My beloved smoker has fallen on hard times. I bought a traeger pellet fed smoker in the summer of 2009, and have done mountains of delicious meat in it ever since. All those years outside in florida have taken their toll.
The paint has faded and is rusting through in places, the outside is quite dirty, and a back leg has completely rusted through. I had to prop it up to keep the thing from rocking.
The inside doesn’t look much better. Surface rust is kind of unavoidable, but neglect had built up on the walls and in the bottom tub. I should really clean this thing out more.
My bad behavior aside, this thing is built like a tank. Even with all the years of outdoor use, I was able to pull all the screws out. There is a lot of surface rust, but nothing too deep except for the one back leg.

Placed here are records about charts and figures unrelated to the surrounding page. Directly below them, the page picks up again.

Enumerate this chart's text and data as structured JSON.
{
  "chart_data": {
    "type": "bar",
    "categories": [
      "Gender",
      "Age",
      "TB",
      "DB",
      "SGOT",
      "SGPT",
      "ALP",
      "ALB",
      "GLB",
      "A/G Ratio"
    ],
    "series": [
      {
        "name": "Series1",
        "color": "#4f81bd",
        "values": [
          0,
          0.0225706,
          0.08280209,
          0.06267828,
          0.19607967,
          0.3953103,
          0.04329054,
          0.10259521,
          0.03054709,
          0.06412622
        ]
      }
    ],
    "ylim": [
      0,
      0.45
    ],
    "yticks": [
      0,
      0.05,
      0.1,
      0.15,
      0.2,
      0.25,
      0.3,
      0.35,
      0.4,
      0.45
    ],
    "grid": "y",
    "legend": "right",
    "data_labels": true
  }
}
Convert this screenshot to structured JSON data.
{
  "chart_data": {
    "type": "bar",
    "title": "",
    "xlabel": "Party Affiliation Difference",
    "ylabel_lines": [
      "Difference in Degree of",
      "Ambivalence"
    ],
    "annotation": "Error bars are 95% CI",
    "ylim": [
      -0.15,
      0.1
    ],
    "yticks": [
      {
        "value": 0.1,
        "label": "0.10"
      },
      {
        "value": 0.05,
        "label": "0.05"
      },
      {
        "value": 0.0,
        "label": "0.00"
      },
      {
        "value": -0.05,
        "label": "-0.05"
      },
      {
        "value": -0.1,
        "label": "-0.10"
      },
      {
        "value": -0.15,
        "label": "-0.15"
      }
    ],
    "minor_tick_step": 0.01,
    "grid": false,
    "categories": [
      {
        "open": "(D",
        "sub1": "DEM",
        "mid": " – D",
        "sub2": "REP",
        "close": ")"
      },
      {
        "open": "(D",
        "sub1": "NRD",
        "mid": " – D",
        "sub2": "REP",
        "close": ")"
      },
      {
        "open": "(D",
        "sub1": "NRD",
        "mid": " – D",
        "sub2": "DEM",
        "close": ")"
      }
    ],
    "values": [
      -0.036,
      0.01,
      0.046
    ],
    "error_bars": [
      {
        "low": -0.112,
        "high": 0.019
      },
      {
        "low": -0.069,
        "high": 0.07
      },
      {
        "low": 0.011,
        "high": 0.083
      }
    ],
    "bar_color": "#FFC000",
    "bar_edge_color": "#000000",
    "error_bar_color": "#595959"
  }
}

I started to take everything apart and became even more enamored with my smoker’s build and design.
With all the parts pulled out and the mess cleaned up it was time to get everything back into shape.
I used a wire brush on my angle grinder to strip all the bad paint and rust. I started everything with flat black rustoleum grill paint. It covered everything but looked kind of bad. I was in the hardware store and noticed they have a semigloss. It matches the original paint job. I redid most of the parts with a primer, and gave everything another coat with the semi-gloss.
Once all the paint was down I started rebuilding. Some of the hardware got replaced, but most of it was actually in really good shape. The back leg was shortened and fitted with an aluminum extension. No more rusting off foot! I replaced the hot rod starter because it is hard to get to and didn’t cost much to replace.
Other upgrades happened along the way. They have a nice shelf that bolts in with the legs. It folds away when not in use, and sits nicely in line with the entrance so you can transfer to and from the smoker.
I pulled out the old controller that only had 3 heat settings. The new one reads the internal temperature and feeds in pellets accordingly. It has an autostart-up feature and a shutdown cycle that helps prevent soot. I also replaced the drip bucket because it was pretty nasty.
All in all it looks pretty good. Because I couldn’t get all the old paint off there is some odd texture, but it looks way better than when I started. Now that I have the primer and grill paint around I will make it a point to check every year or so for bad spots that need a touchup.
Lastly, the accessory I should have bought when I first got the grill. A cover! I don’t know how much longer the paint would have lasted with one, but it is worth a shot.
This smoker rocks. With a little more preventative maintenance than I had been doing I can hopefully look forward to another 6+ years of service. Delicious smoked meat posts to follow!